I was recently asked to write a post for first-time dads, and as neither a dad nor a first timer, I felt unqualified. So I asked my male friends for their advice (that article to follow soon on the Mamadoo blog) and one response was so funny and heartfelt I asked if he wanted to write a guest post for Relentless.
Failure IS an Option: by Glenn Dungate
I can remember clearly the emotion and excitement that I felt as I walked through the sliding glass automatic doors of the hospital the day after Maisie was born. I had gone home the night previous and fallen asleep strangely free of burden and worry and, instead, filled with pride in the strength of my wife and elation for our “bundle of joy”. The need to clean the living hell out of our townhouse and watch as much Foxtel as possible was also strangely thrown into the mix.
I have never felt peace and excitement like I did in those first few days. Overjoyed that I had a daughter. Overwhelmed that I had seen things happening between my wife’s legs that I was sure would scar me for the rest of my life and euphoric that two was now three. A family. My family. Our family.
Then she came home. Free from the support of Midwives and Doctors, Maisie was now alone with us. I laid her down on a play mat and stared at her. What was going to happen now ? How was “it” going to happen and what was “it” exactly ?

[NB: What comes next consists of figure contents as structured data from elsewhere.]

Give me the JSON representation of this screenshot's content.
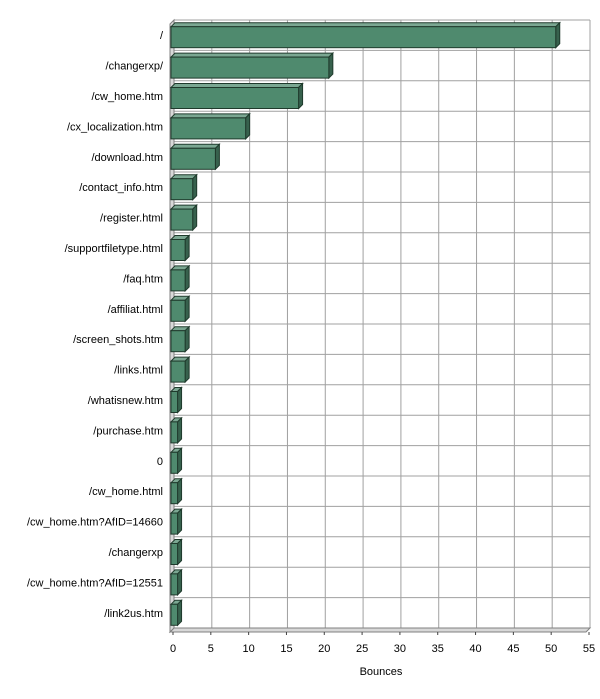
{
  "chart_data": {
    "type": "bar",
    "orientation": "horizontal",
    "style": "3d",
    "title": "",
    "xlabel": "Bounces",
    "ylabel": "",
    "xlim": [
      0,
      55
    ],
    "x_ticks": [
      0,
      5,
      10,
      15,
      20,
      25,
      30,
      35,
      40,
      45,
      50,
      55
    ],
    "grid": true,
    "legend": "none",
    "bar_color": "#4f8a6e",
    "categories": [
      "/",
      "/changerxp/",
      "/cw_home.htm",
      "/cx_localization.htm",
      "/download.htm",
      "/contact_info.htm",
      "/register.html",
      "/supportfiletype.html",
      "/faq.htm",
      "/affiliat.html",
      "/screen_shots.htm",
      "/links.html",
      "/whatisnew.htm",
      "/purchase.htm",
      "0",
      "/cw_home.html",
      "/cw_home.htm?AfID=14660",
      "/changerxp",
      "/cw_home.htm?AfID=12551",
      "/link2us.htm"
    ],
    "values": [
      51,
      21,
      17,
      10,
      6,
      3,
      3,
      2,
      2,
      2,
      2,
      2,
      1,
      1,
      1,
      1,
      1,
      1,
      1,
      1
    ]
  }
}
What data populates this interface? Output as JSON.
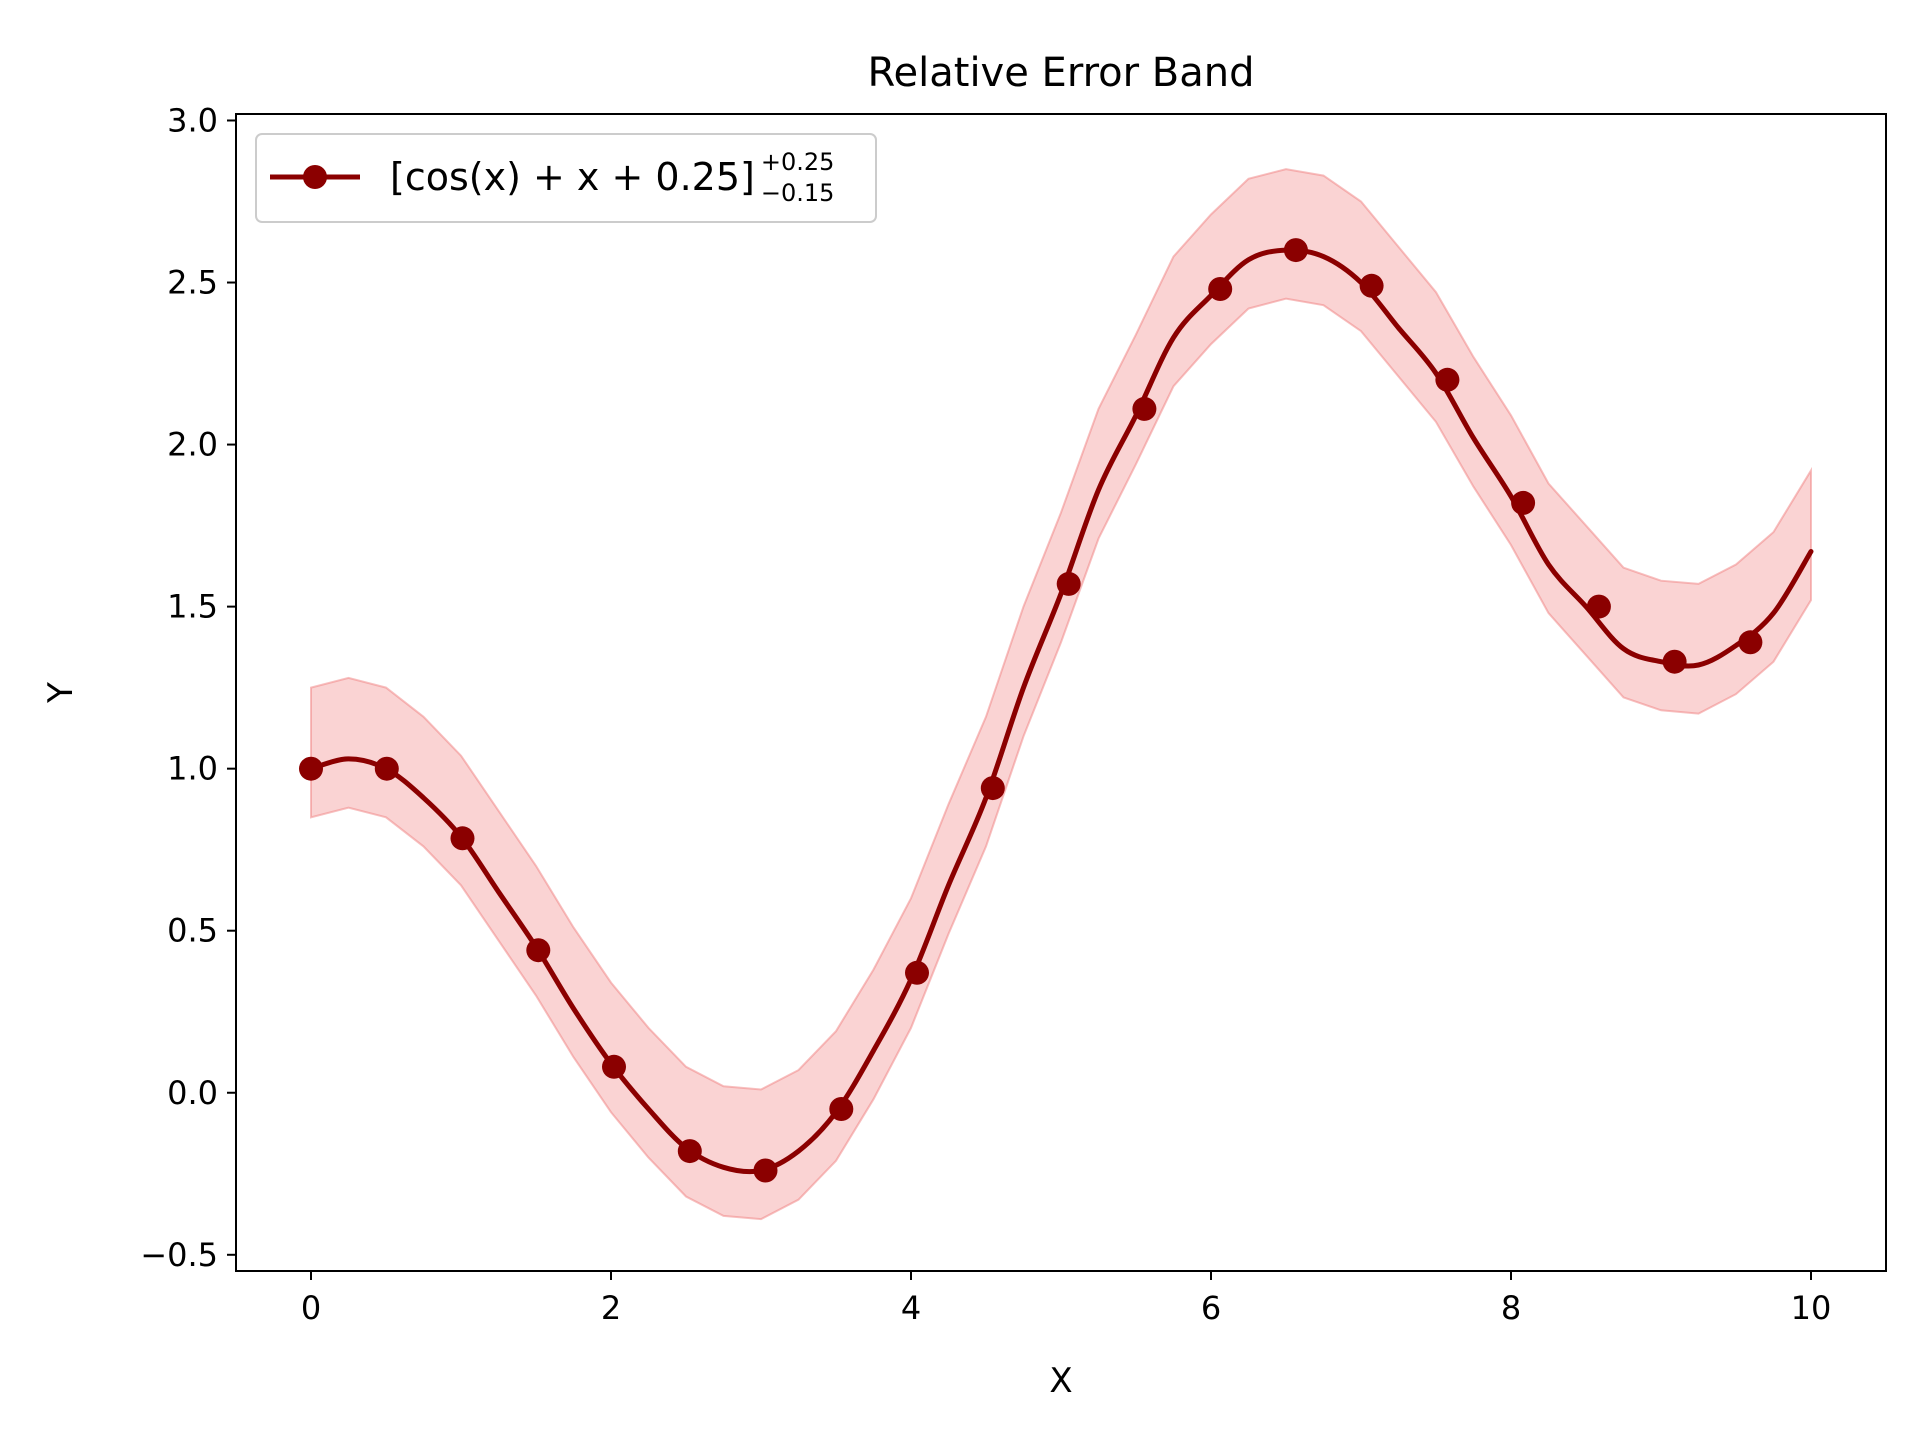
{
  "chart_data": {
    "type": "line",
    "title": "Relative Error Band",
    "xlabel": "X",
    "ylabel": "Y",
    "xlim": [
      -0.5,
      10.5
    ],
    "ylim": [
      -0.55,
      3.02
    ],
    "xticks": [
      0,
      2,
      4,
      6,
      8,
      10
    ],
    "xtick_labels": [
      "0",
      "2",
      "4",
      "6",
      "8",
      "10"
    ],
    "yticks": [
      -0.5,
      0.0,
      0.5,
      1.0,
      1.5,
      2.0,
      2.5,
      3.0
    ],
    "ytick_labels": [
      "−0.5",
      "0.0",
      "0.5",
      "1.0",
      "1.5",
      "2.0",
      "2.5",
      "3.0"
    ],
    "grid": false,
    "legend_position": "top-left",
    "legend": {
      "main": "[cos(x) + x + 0.25]",
      "sup": "+0.25",
      "sub": "−0.15"
    },
    "series": [
      {
        "name": "[cos(x) + x + 0.25]+0.25−0.15",
        "color": "#8b0000",
        "band_color": "#f08080",
        "band_upper_offset": 0.25,
        "band_lower_offset": 0.15,
        "markers": {
          "x": [
            0.0,
            0.505,
            1.01,
            1.515,
            2.02,
            2.525,
            3.03,
            3.535,
            4.04,
            4.545,
            5.051,
            5.556,
            6.061,
            6.566,
            7.071,
            7.576,
            8.081,
            8.586,
            9.091,
            9.596
          ],
          "y": [
            1.0,
            1.0,
            0.785,
            0.44,
            0.08,
            -0.18,
            -0.24,
            -0.05,
            0.37,
            0.94,
            1.57,
            2.11,
            2.48,
            2.6,
            2.49,
            2.2,
            1.82,
            1.5,
            1.33,
            1.39
          ]
        },
        "curve": {
          "x": [
            0.0,
            0.25,
            0.5,
            0.75,
            1.0,
            1.25,
            1.5,
            1.75,
            2.0,
            2.25,
            2.5,
            2.75,
            3.0,
            3.25,
            3.5,
            3.75,
            4.0,
            4.25,
            4.5,
            4.75,
            5.0,
            5.25,
            5.5,
            5.75,
            6.0,
            6.25,
            6.5,
            6.75,
            7.0,
            7.25,
            7.5,
            7.75,
            8.0,
            8.25,
            8.5,
            8.75,
            9.0,
            9.25,
            9.5,
            9.75,
            10.0
          ],
          "y": [
            1.0,
            1.03,
            1.0,
            0.91,
            0.79,
            0.62,
            0.45,
            0.26,
            0.09,
            -0.05,
            -0.17,
            -0.23,
            -0.24,
            -0.18,
            -0.06,
            0.13,
            0.35,
            0.64,
            0.91,
            1.25,
            1.54,
            1.86,
            2.09,
            2.33,
            2.46,
            2.57,
            2.6,
            2.58,
            2.5,
            2.36,
            2.22,
            2.02,
            1.84,
            1.63,
            1.5,
            1.37,
            1.33,
            1.32,
            1.38,
            1.48,
            1.67
          ]
        }
      }
    ]
  }
}
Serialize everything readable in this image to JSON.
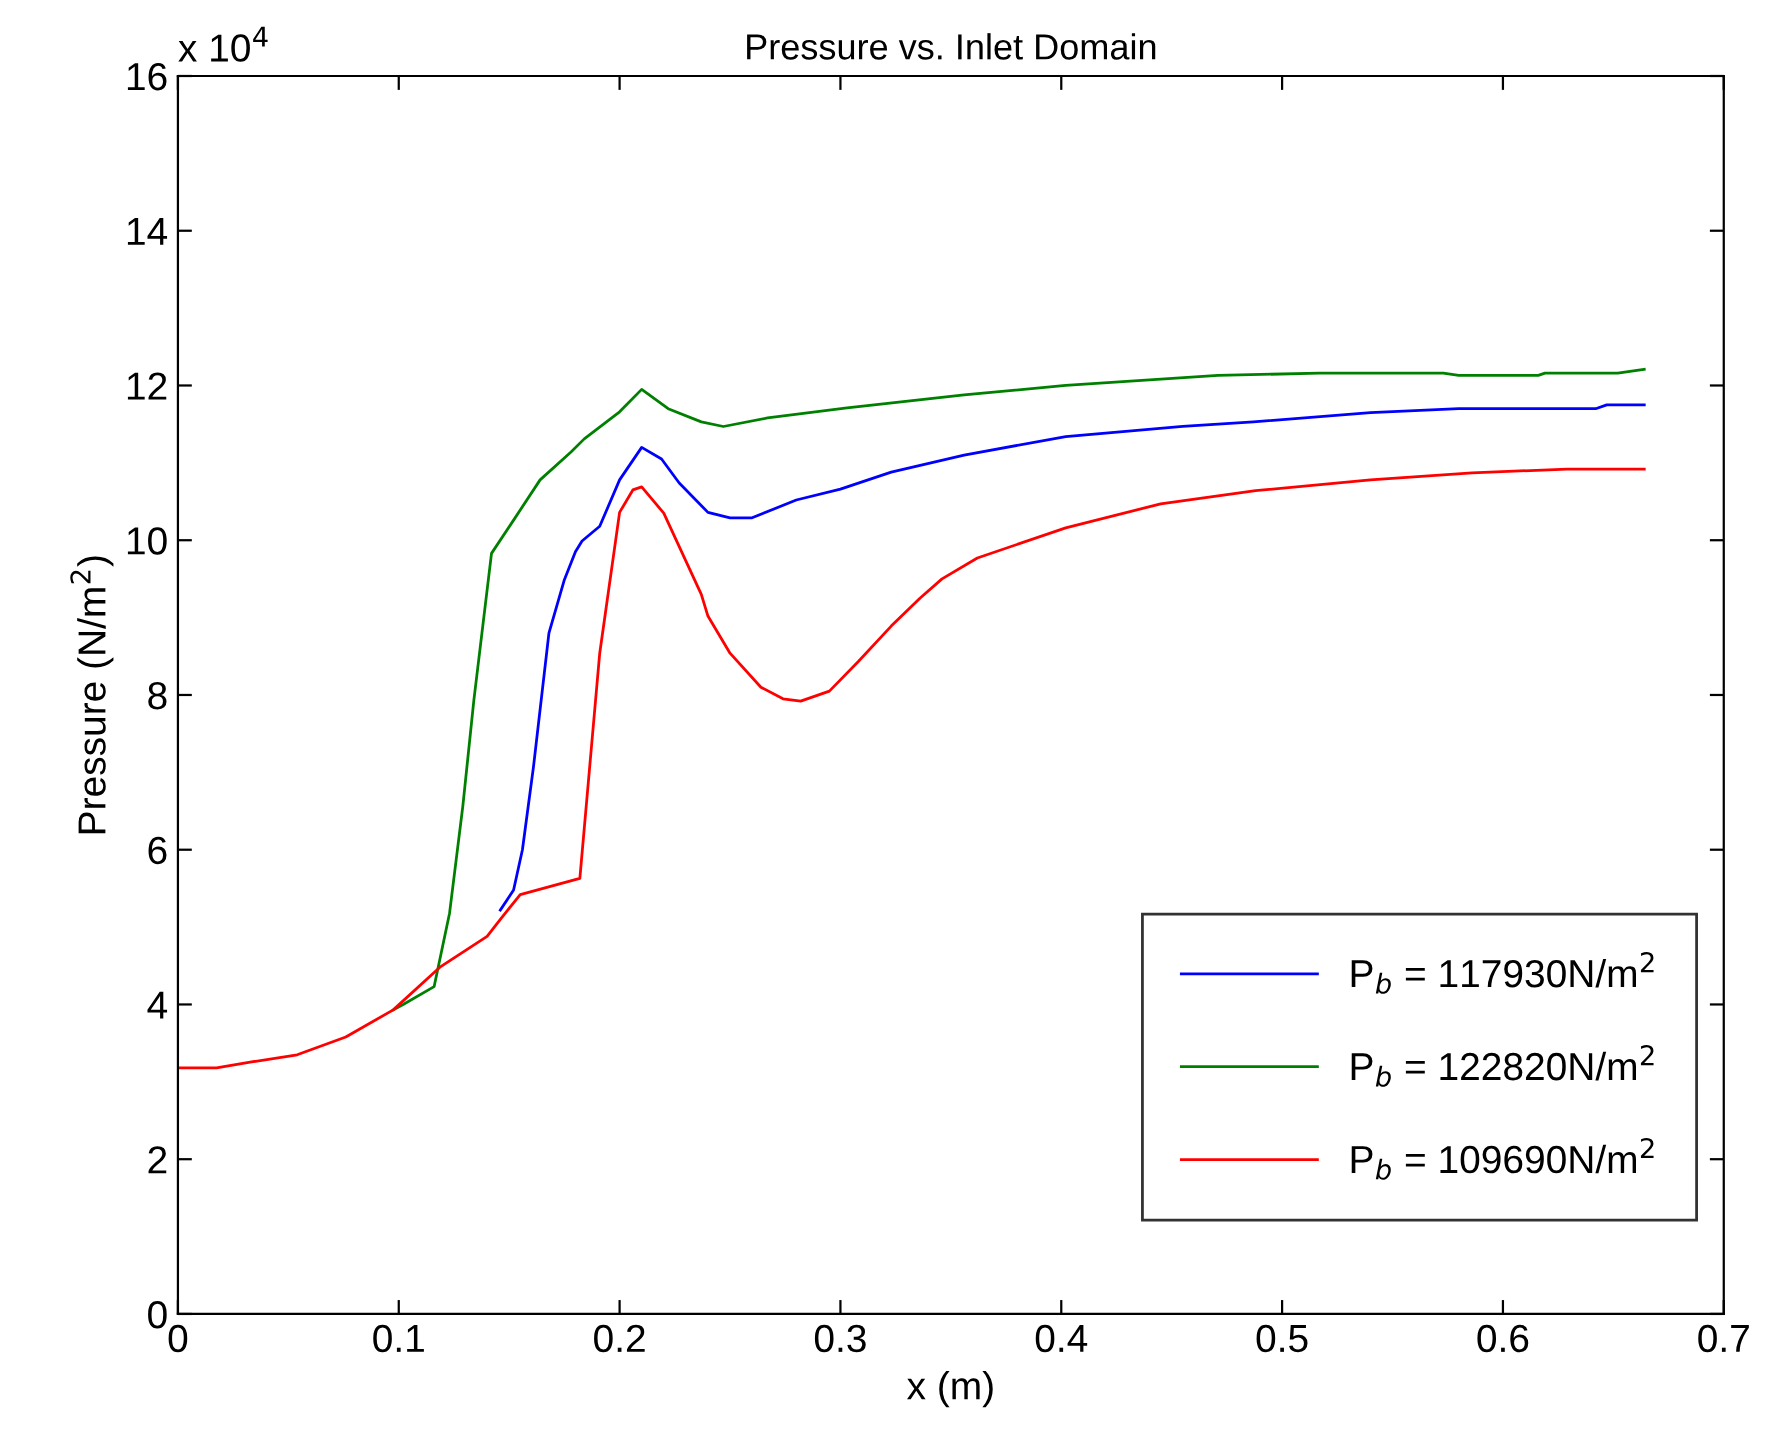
{
  "chart_data": {
    "type": "line",
    "title": "Pressure vs. Inlet Domain",
    "xlabel": "x (m)",
    "ylabel": "Pressure (N/m$^{2}$)",
    "annotations": [
      "x 10$^{4}$"
    ],
    "xlim": [
      0,
      0.7
    ],
    "ylim": [
      0,
      16
    ],
    "xticks": [
      0,
      0.1,
      0.2,
      0.3,
      0.4,
      0.5,
      0.6,
      0.7
    ],
    "yticks": [
      0,
      2,
      4,
      6,
      8,
      10,
      12,
      14,
      16
    ],
    "grid": false,
    "legend": "bottom right",
    "line_style": "solid",
    "marker": "none",
    "series": [
      {
        "name": "P$_{b}$ = 117930N/m$^{2}$",
        "color": "#0000ff",
        "x": [
          0.146,
          0.152,
          0.156,
          0.161,
          0.168,
          0.175,
          0.18,
          0.183,
          0.191,
          0.2,
          0.21,
          0.219,
          0.227,
          0.24,
          0.25,
          0.26,
          0.28,
          0.3,
          0.323,
          0.356,
          0.402,
          0.455,
          0.487,
          0.54,
          0.58,
          0.642,
          0.647,
          0.664
        ],
        "values": [
          5.22,
          5.48,
          6.0,
          7.07,
          8.8,
          9.49,
          9.85,
          9.99,
          10.18,
          10.78,
          11.2,
          11.05,
          10.74,
          10.36,
          10.29,
          10.29,
          10.52,
          10.66,
          10.88,
          11.1,
          11.34,
          11.47,
          11.53,
          11.65,
          11.7,
          11.7,
          11.75,
          11.75
        ]
      },
      {
        "name": "P$_{b}$ = 122820N/m$^{2}$",
        "color": "#008000",
        "x": [
          0.0975,
          0.102,
          0.116,
          0.123,
          0.129,
          0.134,
          0.142,
          0.152,
          0.164,
          0.178,
          0.184,
          0.2,
          0.21,
          0.222,
          0.237,
          0.247,
          0.267,
          0.303,
          0.356,
          0.402,
          0.471,
          0.517,
          0.573,
          0.58,
          0.616,
          0.619,
          0.652,
          0.664
        ],
        "values": [
          3.93,
          4.0,
          4.23,
          5.18,
          6.56,
          7.93,
          9.83,
          10.26,
          10.78,
          11.14,
          11.31,
          11.66,
          11.95,
          11.7,
          11.53,
          11.47,
          11.58,
          11.71,
          11.88,
          12.0,
          12.13,
          12.16,
          12.16,
          12.13,
          12.13,
          12.16,
          12.16,
          12.21
        ]
      },
      {
        "name": "P$_{b}$ = 109690N/m$^{2}$",
        "color": "#ff0000",
        "x": [
          0,
          0.0175,
          0.034,
          0.054,
          0.076,
          0.0975,
          0.119,
          0.14,
          0.146,
          0.155,
          0.182,
          0.191,
          0.2,
          0.206,
          0.21,
          0.22,
          0.237,
          0.24,
          0.25,
          0.264,
          0.274,
          0.282,
          0.295,
          0.308,
          0.323,
          0.336,
          0.346,
          0.362,
          0.402,
          0.445,
          0.488,
          0.54,
          0.586,
          0.629,
          0.664
        ],
        "values": [
          3.18,
          3.18,
          3.26,
          3.35,
          3.58,
          3.93,
          4.49,
          4.88,
          5.1,
          5.42,
          5.63,
          8.54,
          10.36,
          10.65,
          10.69,
          10.35,
          9.3,
          9.02,
          8.54,
          8.1,
          7.95,
          7.92,
          8.05,
          8.43,
          8.89,
          9.25,
          9.5,
          9.77,
          10.16,
          10.47,
          10.64,
          10.78,
          10.87,
          10.92,
          10.92
        ]
      }
    ]
  }
}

For me “it” was the fear of failure.
I failed at three months after I dropped her on her head onto the tiled kitchen floor. This happened on the first day that my wife had left me alone with her. I was in tears and a major panic as I called my wife, crying down the phone that a lump was appearing on her head. Cradling her as her cries subsided we hopped into my bed and I tried to comfort her. She started falling asleep. I panicked again. Sleep after head trauma equals concussion. I tried to keep her awake, she didn’t like that. Maybe because it was her nap time and her dad was red eyed and bouncing her up and down singing “Wakey wakey Maisie” over and over and over again.
I failed when she was a toddler and I grabbed her arm in anger. She wasn’t listening, it was bath time and she had better things to do. She was in a typical Maisie mood. I grabbed her right arm as I leaned down to try and reason through clenched teeth and she immediately burst into tears saying “You hurt my arm”. I was heartbroken. I have always felt that hitting a child in punishment is beyond wrong. The thought that inflicting pain in the belief that it will create reason and understanding is brain dead and pathetic. Anyone with intelligence knows that there are times that you cannot reason with them. There are times that you cannot make them understand. There are times that you have to think happy thoughts and take deep yoga like breathes. This was one of those times. And yet, I had just hurt her in my attempts to reason with her. More tears from me and a major apology followed.
Then my wife became pregnant. Euphoria soon turned to unbearable sadness when at 12 weeks we had to terminate the pregnancy. The pride in the mental and physical strength of my wife that I had felt with the birth of our first child returned, though in completely different circumstances. I wanted to take all her pain. I wanted to hold her and not let go. Even though it was nature and even though there was nothing we could have done……. I felt I had uncontrollably failed.
In the months and years that have followed I have experienced the Jane Austin-like highs of love, pride and awe along with the Shakespearean-like battles of sadness, fear, anger and rage that only a child with the combined DNA of two crazies like us can produce.
Despite my fears I have succeeded many more times than I have either truly or falsely failed. Maisie is now 5 and the “it” has become the realisation that parenting is a glorious burden. Embrace it and every piece of luggage that goes with it. If you are true to yourself and more importantly to the human in your care, you can’t fail.